How One Borderland Farm Is Planting the Seeds of Food Justice

Wearing hats to block the midday New Mexico sun, the summer campers crouched in the rows of the 14-acre La Semilla Community Farm would soon break for lunch. In the full kitchen at the nearby La Semilla offices, they made tortillas and cooked recipes with chia, nopales, amaranth, and other fresh vegetables grown on the farm.

“There was a day there was no nopales left,” La Semilla’s Elena Acosta said, laughing. “They ate it all up.”

At the geographic center of the 2,000-mile-long U.S.-Mexico border sits the Paso del Norte region, a tri-state area where El Paso, Texas; Ciudad Juárez, Mexico; and Las Cruces, New Mexico, meet. It’s here that La Semilla—which means “the seed”—is sowing a healthy, more equitable food system. With a recent $825,000 grant from the W.K. Kellogg Foundation in the coffers, hope grows in Doña Ana County, New Mexico, which La Semilla calls home and where 39 percent of children live in poverty.

Cofounded by Aaron Sharratt, Cristina Dominguez-Eshelman, and Rebecca Wiggins-Reinhard in 2010, the farm grew out of community garden work and the realization that there was a need for an organization dedicated to addressing the challenges of the local food system.
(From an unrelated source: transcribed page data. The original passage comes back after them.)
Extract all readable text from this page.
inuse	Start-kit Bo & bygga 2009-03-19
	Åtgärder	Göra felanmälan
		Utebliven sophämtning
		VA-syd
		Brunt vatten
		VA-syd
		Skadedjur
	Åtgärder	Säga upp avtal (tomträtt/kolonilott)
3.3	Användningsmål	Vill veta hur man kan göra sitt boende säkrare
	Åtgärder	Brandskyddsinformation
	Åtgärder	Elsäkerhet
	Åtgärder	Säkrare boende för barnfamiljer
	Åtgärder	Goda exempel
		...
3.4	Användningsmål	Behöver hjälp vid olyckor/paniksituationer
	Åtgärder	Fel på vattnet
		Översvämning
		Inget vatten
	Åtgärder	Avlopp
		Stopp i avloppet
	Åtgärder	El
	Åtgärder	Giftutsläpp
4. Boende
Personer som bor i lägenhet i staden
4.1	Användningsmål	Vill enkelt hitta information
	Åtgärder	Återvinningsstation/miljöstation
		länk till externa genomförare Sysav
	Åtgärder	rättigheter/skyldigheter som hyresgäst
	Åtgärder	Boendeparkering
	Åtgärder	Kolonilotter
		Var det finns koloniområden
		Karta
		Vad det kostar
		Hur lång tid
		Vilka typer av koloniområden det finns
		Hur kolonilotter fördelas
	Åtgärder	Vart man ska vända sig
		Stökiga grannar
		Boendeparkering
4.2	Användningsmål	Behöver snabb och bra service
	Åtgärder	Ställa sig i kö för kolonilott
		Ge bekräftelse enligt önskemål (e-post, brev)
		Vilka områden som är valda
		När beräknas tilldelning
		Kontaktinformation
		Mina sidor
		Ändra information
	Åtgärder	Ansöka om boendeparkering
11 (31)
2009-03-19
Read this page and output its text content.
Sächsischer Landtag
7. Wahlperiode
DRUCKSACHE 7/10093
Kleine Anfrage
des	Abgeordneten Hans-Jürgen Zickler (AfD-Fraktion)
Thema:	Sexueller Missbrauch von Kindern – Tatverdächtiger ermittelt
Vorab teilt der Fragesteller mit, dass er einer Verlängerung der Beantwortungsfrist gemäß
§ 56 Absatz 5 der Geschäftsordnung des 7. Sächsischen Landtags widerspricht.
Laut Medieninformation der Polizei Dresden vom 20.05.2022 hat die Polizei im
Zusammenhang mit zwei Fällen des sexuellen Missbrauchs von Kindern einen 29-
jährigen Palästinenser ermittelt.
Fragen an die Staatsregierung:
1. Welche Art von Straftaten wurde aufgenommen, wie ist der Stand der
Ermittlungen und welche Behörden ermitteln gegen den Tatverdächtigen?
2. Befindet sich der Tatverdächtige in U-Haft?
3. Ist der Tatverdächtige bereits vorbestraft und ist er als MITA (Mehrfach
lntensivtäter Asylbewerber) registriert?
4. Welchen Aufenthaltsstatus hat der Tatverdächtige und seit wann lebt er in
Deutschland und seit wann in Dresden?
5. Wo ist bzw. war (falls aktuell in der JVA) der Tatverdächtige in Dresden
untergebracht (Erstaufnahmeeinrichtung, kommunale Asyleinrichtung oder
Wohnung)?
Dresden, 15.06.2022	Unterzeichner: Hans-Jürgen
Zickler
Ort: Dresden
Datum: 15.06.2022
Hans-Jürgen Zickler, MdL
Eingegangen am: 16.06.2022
“They took on a task that seems monumental to me because people in our region are so unfamiliar with food justice issues and food systems. It takes a lot of education,” Catherine Yanez, an educator at La Semilla, told Borderzine in 2013.

“Our organization came out of a variety of different backgrounds,” Krysten Aguilar, director of programs and policy, told TakePart, from people “who are really looking at the food system holistically.” Board of directors President Lois Stanford, for example, is an associate professor of anthropology at New Mexico State University; she recently won a national award for her work with La Semilla. “It was really important to look at it through that lens of the whole system,” Aguilar said.